Format: Audio Book (Cassette)
Dimensions: 7.14 × 4.54 × 1.23 in
Published: February 10, 2000
Publisher: The Audio Partners
The following ISBNs are associated with this title:
ISBN - 10: 1572701331
ISBN - 13: 9781572701335
From the Publisher
In August 1914, explorer Ernest Shackleton and his crew set sail from England for Antarctica, where Shackleton hoped to be the first man to cross the uncharted continent on foot. Five months later, the Endurance -- just a day’s sail short of its destination -- became locked in an island of ice, and its destiny and men became locked in history.
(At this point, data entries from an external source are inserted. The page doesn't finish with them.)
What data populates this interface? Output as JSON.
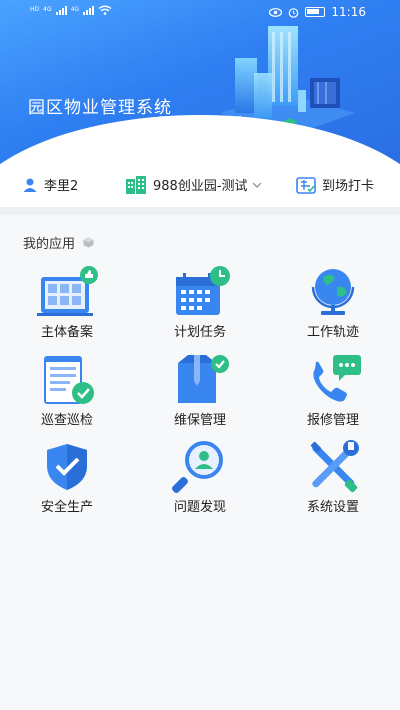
{
  "status_bar": {
    "time": "11:16",
    "sim1": "HD",
    "sim2": "HD",
    "net1": "4G",
    "net2": "4G"
  },
  "header": {
    "title": "园区物业管理系统"
  },
  "info_bar": {
    "user_name": "李里2",
    "park_name": "988创业园-测试",
    "check_in_label": "到场打卡"
  },
  "apps_section": {
    "title": "我的应用",
    "apps": [
      {
        "label": "主体备案",
        "icon": "building-grid-icon"
      },
      {
        "label": "计划任务",
        "icon": "calendar-clock-icon"
      },
      {
        "label": "工作轨迹",
        "icon": "globe-icon"
      },
      {
        "label": "巡查巡检",
        "icon": "checklist-icon"
      },
      {
        "label": "维保管理",
        "icon": "maintenance-box-icon"
      },
      {
        "label": "报修管理",
        "icon": "phone-chat-icon"
      },
      {
        "label": "安全生产",
        "icon": "shield-check-icon"
      },
      {
        "label": "问题发现",
        "icon": "magnifier-person-icon"
      },
      {
        "label": "系统设置",
        "icon": "tools-icon"
      }
    ]
  },
  "colors": {
    "primary": "#2f7ff2",
    "accent_green": "#2dbf87",
    "icon_blue": "#3a86f0"
  }
}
For ten months the ice-moored Endurance drifted until it was finally crushed, and Shackleton and his crew made an 850-mile journey in a 20-foot craft through the South Atlantic’s worst seas to reach an outpost of civilization. Inspired by the ordeal that Time magazine said "defined heroism," author Alfred Lansing conducted interviews with the crew’s surviving members and pored over diaries and personal accounts to create his best-selling book on the miraculous voyage. In Audio Partners’ abridged recording of Endurance, reader Patrick Malahide renders a masterful portrayal of these courageous men.
About the Author
Editor and author Alfred Lansing is best known for Endurance: Shackleton's Incredible Voyage, a historical account of Sir Ernest Shackleton's 1914 voyage to Antarctica, written for a young adult audience. Using diaries of expedition members and interviews with those still living, Lansing tells the story of the expedition, which met with disaster when their ship, the Endurance, was surrounded and eventually crushed by ice, leaving Shackleton and his crew trapped on the ice floes for five months before they were able to escape to open water in one of the lifeboats. In 1960, Lansing received both the Christopher Award and the Secondary Education Board's Book Award for Endurance: Shackleton's Incredible Voyage. Alfred Lansing was born in Chicago in 1921. He served in the U.S. Navy throughout World War II, receiving the Purple Heart. Upon leaving the Navy in 1946, he returned to school, attending North Park College for two years and then transferring to Northwestern University. He worked as a writer for United Press and for Collier's magazine, as a freelance writer, and later as an editor for Time, Inc. Books. Lansing died in 1975. He and his wife, Barbara, whom he married in 1955, had two children.